そんなものポケモンリーグでいくらでも見れるじゃないか。
まわりの大人達はみんなそう言った。けれど少年が見たいのは野生のカビゴンだった。豊かな森でゆったりと昼寝をするカビゴン。それが少年が夢に見た景色だった。
「うむ、私もね、大きなポケモンは大好きだよ」
初老の男がうんうんと頷くと自分のバッグをごそごそとかき回しはじめた。
そして一枚の紙を取り出した。
「私の専門は海のポケモンでね、君の説を後押しできるかどうかはわからないがこんなデータがある」
初老の男は、その紙を男に渡すと、それが示す内容について説明しはじめた。
「いいかい、これは僕が依頼されてある地域のあるポケモンの生息数を解析したものなんだ。この緑の折れ線グラフがホエルコ、青の折れ線グラフがホエルオーだ。このグラフはここ何十年かの生息数を追っているものなんだが……」
そう言って初老の男はある部分を指差した。
「ほら、この年からホエルコが増えて、ホエルオーが減り続けているでしょう。誰かさんのデータと似ていると思いませんか」
「…………」
「私の考察ではね、エサの不足でホエルオーに進化できないんじゃないかと思っているんです。ホエルコのままならホエルオーよりは食べないからね。この海域のエサの減った原因は森林の破壊ではないかと私は睨んでいる」
ここまで初老の男がいうと今度は女が口を開いた。
「あの、それが森林の破壊と関係あるのですか? ホエルコやホエルオーは海のポケモンでしょう?」
初老の男が答える。
「おおありですよ。地域によって差異があるのですが、この海域のホエルオーのエサは主に海のプランクトンなのです。それを育てているのは海中にある養分だ。その養分はどこから来ると思いますか?」
初老の男の質問に、こんどは男が答えた。
「森です。木から落ちた葉など養分となって、河に流れて海へ届くんです」
「そのとおり。だが一種だけじゃまだ弱いからね。他の海のポケモンでもデータを集めてみようと思ってるところだよ」
初老の男はその答えを待っていたかのように言葉を返した。
そして腕時計を見るとバッグを持って立ち上がった。
「さて、そろそろ昼休みも終わりだな。次は私が発表する番でね。お先に失礼させていただきますよ」
初老の男は会場に向かって歩き出した。その後ろを鞄をくわえたピジョットが冠羽をたなびかせ、トコトコとついていった。その様子を二人の男女はぼうっと見ていたが、にわかに男の方が立ち上がって初老の男の後を追った。
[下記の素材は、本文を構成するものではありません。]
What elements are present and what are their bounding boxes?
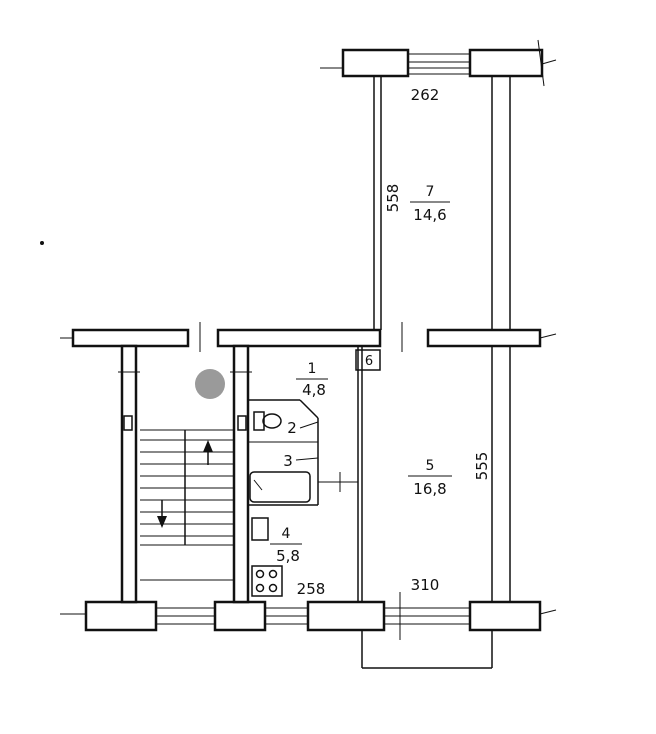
room3-leader: [295, 457, 319, 461]
middle-wall: [60, 322, 557, 352]
bottom-wall: [60, 592, 557, 669]
stair-arrow-up-icon: [203, 440, 213, 465]
dot-mark: [40, 241, 44, 245]
toilet-icon: [253, 411, 282, 431]
room1-number: 1: [308, 361, 317, 377]
vertical-walls: [118, 344, 511, 604]
room7-number: 7: [426, 184, 435, 200]
room6-closet: [355, 349, 381, 371]
room2-leader: [299, 421, 319, 429]
room1-area: 4,8: [302, 381, 326, 399]
scanner-blot: [195, 369, 225, 399]
room5-area: 16,8: [413, 480, 446, 498]
bathtub-icon: [249, 471, 311, 503]
dim-balcony-width: 262: [411, 86, 440, 104]
room7-area: 14,6: [413, 206, 446, 224]
room3-number: 3: [283, 452, 293, 470]
room4-area: 5,8: [276, 547, 300, 565]
dim-room5-width: 310: [411, 576, 440, 594]
dim-kitchen-width: 258: [297, 580, 326, 598]
stair-arrow-down-icon: [157, 500, 167, 528]
room4-number: 4: [282, 526, 291, 542]
room5-number: 5: [426, 458, 435, 474]
room6-number: 6: [365, 354, 373, 369]
room2-number: 2: [287, 419, 297, 437]
balcony-structure: [320, 39, 557, 330]
dim-balcony-length: 558: [384, 184, 402, 213]
dim-room5-depth: 555: [473, 452, 491, 481]
staircase: [140, 429, 234, 581]
sink-icon: [251, 517, 269, 541]
stove-icon: [251, 565, 283, 597]
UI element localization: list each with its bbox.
男は先ほど立ち去った男に追いつくと同時に話しかける。
「あ、あの、僕はモリノといいます。貴方のお名前は?」
初老の男はゆっくりとふりむいて、にっこりと笑った。
「継海……ツグミトシハルです」
どちらかだったか一方が手を差しのべると、二人は握手を交わした。
直後、会場側から初老の男を呼ぶ声がした。
「ツグミ博士、何やってるんですか! もうすぐ始まっちゃいますよ!」
どうやら声の主は博士の助手のようだ。
「私はね、かの海でも昔のように大きなホエルオーを見たい、そう思っています。その海を見て育つ子ども達にもそれを見せてあげたいってね。彼らは森からやってきます……また、お会いしましょう」
博士はそう言うと聴衆が待つ会場へと消えていった。
男が見送る後ろから、女がやってきて学会のプログラムを開く。二人はその内容について言葉を交わすと、博士が消えていった方向に向かって歩き始めた。